Позади кто-то слегка кашлянул. Мы обернулись одновременно.
На пять ступенек выше нас стоял хрупкий молодой человек. Курчавые светлые волосы, большие голубые глаза, сандалии на босу ногу и тога в позднеримском стиле. В лице у него было что-то застенчивое и сентиментальное — как будто он из тех, что, как говорится, и мухи не обидят. Однако одна деталь, которая невольно бросилась мне в глаза, портила все впечатление: в руке он держал чудовищных размеров косу с серебряным лезвием.
Я проверил его на других планах, лелея слабую надежду, что это на самом деле всего лишь эксцентричный человек, нарядившийся для маскарада. Увы, нет. Это был африт, и притом довольно могучий. Я сглотнул. Дело запахло жареным.[10]
— Мистер Глэдстоун передает императору свои наилучшие пожелания, — произнёс молодой человек. — Он хотел бы видеть его в своем обществе. Все прочие могут убираться восвояси.
Предложение звучало вполне разумно. Я вопросительно взглянул на хозяина, но тот яростно махнул рукой, приказывая мне вступить в бой. Я тяжело вздохнул и нехотя шагнул навстречу африту.
Молодой человек неодобрительно поцокал языком:
— Проваливай, слабак! Тебе против меня не выстоять.
Это оскорбление разожгло во мне ярость. Я вытянулся во весь рост.
— Берегись! — холодно ответствовал я. — Меня опасно недооценивать!
Африт похлопал ресницами с показным безразличием.
— Да ну? А ты кто такой? Имя-то у тебя есть?
— Имя?! — воскликнул я. — Есть, и не одно! Я — Бартимеус! Я — Сакар аль-Джинни, Н'гор-со Могучий, Серебряный Пернатый Змей!
Я сделал выразительную паузу. Молодой человек остался невозмутим.
— Не-а. Первый раз слышу. Так вот, не будешь ли ты столь любезен…
— Я беседовал с Соломоном!..
— Нашел чем хвастаться! — отмахнулся африт. — Кто с ним не беседовал? Скажем прямо, он ни одного из нас не пропустил.
— Я восстановил стены Урука, Карнака и Праги!..
Молодой человек хмыкнул.
— Это вот эти, что ли? Которые Глэдстоун за пять минут раскатал по камушку? А стены Иерихона — это, часом, не твоя работа была?
— Его, его! — встряла Квизл. — Один из его первых опытов. Он об этом предпочитает помалкивать, но…
— Слушай, Квизл!..
Африт провел пальцем вдоль лезвия косы.
— Последний раз предупреждаю, джинн, — сказал он. — Валяй отсюда.

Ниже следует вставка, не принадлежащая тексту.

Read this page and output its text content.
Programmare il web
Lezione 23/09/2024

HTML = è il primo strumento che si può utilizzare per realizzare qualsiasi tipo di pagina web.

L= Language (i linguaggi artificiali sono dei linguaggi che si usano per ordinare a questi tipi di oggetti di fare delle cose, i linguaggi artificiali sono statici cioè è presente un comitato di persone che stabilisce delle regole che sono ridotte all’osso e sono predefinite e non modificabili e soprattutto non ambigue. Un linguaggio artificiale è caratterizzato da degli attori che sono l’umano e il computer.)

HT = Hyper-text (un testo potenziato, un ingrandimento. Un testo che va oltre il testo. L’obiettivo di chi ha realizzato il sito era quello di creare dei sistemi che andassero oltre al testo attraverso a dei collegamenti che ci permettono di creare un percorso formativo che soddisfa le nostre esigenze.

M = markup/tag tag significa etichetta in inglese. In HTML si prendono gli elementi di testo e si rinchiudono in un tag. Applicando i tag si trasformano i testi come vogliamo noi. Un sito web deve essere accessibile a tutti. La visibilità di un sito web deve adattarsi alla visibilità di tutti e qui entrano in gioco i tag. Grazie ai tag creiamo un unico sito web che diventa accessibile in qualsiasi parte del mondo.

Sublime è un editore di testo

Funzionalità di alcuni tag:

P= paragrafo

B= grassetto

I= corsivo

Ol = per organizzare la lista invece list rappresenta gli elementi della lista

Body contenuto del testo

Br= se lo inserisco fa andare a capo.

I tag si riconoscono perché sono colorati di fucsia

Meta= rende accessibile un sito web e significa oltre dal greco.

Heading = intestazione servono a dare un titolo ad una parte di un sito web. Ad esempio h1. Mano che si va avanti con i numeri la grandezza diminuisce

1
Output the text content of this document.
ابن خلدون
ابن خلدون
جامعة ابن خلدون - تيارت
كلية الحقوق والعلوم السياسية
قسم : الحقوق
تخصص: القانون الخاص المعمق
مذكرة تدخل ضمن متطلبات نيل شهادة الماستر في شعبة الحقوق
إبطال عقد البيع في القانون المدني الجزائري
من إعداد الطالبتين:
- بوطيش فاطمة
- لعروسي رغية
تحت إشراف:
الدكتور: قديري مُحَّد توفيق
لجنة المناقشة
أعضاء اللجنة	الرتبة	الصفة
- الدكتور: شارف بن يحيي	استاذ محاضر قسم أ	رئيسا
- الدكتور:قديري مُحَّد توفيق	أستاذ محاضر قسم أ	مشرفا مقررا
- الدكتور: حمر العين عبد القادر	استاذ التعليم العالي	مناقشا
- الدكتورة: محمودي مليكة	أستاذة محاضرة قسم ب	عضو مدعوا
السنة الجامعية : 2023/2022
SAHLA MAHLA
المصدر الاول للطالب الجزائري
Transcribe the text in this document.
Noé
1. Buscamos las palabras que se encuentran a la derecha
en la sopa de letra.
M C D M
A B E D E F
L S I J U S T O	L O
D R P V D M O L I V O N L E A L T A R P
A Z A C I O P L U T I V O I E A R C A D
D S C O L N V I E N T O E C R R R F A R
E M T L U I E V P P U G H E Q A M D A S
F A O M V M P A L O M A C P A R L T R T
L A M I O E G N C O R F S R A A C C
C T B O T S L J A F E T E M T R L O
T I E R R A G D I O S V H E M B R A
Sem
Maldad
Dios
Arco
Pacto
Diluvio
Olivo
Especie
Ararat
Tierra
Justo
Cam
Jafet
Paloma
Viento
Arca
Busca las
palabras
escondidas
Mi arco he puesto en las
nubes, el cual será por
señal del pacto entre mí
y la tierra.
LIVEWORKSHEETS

У тебя нет шансов.
Я пожал плечами, покоряясь своей судьбе.
— Мы ещё посмотрим!
Ну что ж, посмотрели. И увидели, что африт был прав, — причём почти мгновенно. Мои первые четыре Взрыва он отразил взмахом косы. Пятый же, который я сделал действительно сокрушительным, полетел обратно в мою сторону. Меня смело с лестницы, и я покатился вниз с холма, рассыпая свою сущность. Остановившись, я попытался встать, но снова упал, корчась от боли. Моя рана была слишком велика, я никак не мог оправиться вовремя.
А наверху, на тропе, бесы уже набросились на придворных. Мимо меня пронеслись Квизл и коренастый джинн, вцепившиеся друг другу в глотку.
Африт с оскорбительной небрежностью принялся спускаться ко мне. Он подмигнул — и занёс серебряную косу.
Но в этот миг вмешался мой хозяин.
Нельзя сказать, чтобы он был таким уж хорошим хозяином — например, он питал просто какое-то нездоровое пристрастие к Раскаленным Иглам, — но, с моей точки зрения, его последний поступок был лучшим деянием в его жизни.